Towards a self-cognitive complex product design system: A fine-grained multi-modal feature recognition and semantic understanding approach using large language models in mechanical engineering

Abstract

Facing the promising tendency of human-artificial intelligence (AI) collaborative product design, fine-grained and multi-modal mechanical part recognition and semantic understanding have become a basic task for achieving a self-cognitive product design system. However, traditional semantic understanding approaches for mechanical parts can only handle single-modal data, which is either textual or image data, resulting in the following limitations 1) insufficient mining on fine-grained part’s functional/behavioral/structural information, and 2) ineffectiveness on multi-modal part information alignment, therefore restricting the intelligence level of the previous product design assistants.
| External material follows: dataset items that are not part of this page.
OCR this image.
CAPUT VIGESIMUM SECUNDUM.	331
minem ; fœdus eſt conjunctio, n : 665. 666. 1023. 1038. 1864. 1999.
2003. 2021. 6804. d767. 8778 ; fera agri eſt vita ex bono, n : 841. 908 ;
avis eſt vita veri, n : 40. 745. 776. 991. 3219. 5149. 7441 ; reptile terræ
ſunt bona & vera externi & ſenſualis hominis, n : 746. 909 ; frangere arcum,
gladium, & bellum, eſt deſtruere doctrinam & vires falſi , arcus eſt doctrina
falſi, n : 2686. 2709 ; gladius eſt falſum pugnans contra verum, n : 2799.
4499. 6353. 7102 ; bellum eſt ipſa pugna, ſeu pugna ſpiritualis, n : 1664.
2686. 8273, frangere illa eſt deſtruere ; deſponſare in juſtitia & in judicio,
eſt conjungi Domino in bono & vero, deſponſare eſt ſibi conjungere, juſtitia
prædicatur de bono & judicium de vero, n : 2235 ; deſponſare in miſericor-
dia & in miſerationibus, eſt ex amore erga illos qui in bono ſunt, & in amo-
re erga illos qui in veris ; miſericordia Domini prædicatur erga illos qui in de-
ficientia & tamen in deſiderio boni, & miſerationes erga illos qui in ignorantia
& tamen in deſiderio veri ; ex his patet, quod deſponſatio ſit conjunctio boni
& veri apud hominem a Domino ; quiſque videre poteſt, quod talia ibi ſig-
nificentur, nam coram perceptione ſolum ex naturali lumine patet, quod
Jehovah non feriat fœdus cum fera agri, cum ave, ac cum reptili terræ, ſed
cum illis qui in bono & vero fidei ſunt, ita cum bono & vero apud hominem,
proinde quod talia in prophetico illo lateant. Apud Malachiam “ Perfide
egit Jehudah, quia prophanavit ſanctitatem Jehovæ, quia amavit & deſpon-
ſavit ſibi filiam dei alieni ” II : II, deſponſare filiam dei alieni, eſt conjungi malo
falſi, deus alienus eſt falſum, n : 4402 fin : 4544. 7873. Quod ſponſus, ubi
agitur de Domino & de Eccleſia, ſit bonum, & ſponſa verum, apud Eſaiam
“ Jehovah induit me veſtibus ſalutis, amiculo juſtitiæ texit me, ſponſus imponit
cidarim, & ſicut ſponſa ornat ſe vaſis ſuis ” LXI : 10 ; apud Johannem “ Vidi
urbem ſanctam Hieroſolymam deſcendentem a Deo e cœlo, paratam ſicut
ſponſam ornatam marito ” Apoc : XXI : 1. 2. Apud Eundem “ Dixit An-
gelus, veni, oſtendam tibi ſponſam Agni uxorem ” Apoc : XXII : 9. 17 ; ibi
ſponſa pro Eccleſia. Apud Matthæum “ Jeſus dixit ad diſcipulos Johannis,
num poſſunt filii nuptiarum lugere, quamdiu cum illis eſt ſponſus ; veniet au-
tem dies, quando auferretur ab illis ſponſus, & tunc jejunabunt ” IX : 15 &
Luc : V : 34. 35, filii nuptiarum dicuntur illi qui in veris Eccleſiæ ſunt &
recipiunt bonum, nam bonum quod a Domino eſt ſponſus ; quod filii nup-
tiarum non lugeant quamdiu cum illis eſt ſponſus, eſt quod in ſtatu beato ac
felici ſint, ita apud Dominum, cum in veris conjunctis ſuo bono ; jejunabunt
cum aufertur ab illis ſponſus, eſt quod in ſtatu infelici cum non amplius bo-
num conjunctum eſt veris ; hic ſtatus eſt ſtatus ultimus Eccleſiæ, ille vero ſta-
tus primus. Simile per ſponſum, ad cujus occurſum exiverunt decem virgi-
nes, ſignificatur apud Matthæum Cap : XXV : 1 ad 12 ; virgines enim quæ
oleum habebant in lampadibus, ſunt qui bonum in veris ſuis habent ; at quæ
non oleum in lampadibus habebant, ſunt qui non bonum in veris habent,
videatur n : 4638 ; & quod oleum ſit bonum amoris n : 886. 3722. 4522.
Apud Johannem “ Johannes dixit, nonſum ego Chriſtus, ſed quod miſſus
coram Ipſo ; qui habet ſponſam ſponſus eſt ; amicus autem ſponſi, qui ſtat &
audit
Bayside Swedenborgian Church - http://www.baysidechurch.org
To mitigate these challenges, this paper proposes a fine-grained multimodal reasoning approach for mechanical part semantic understanding. The proposed approach utilizes a pre-trained Convolutional Neural Network (CNN) for visual feature extraction, a large language model (LLM) called LLaMA3 for advanced textual analysis, and a Unified Feature Fusion Module (UFFM) to facilitate robust cross-modal interactions. A positive and negative sample generation mechanism is implemented to refine the model’s ability to discern subtle variations in complex components. Experimental evaluations on the Industrial Part Multimodal Dataset (IPMD) demonstrate a significant improvement in classification accuracy, providing a more precise and intelligent solution for the semantic understanding in complex product design systems.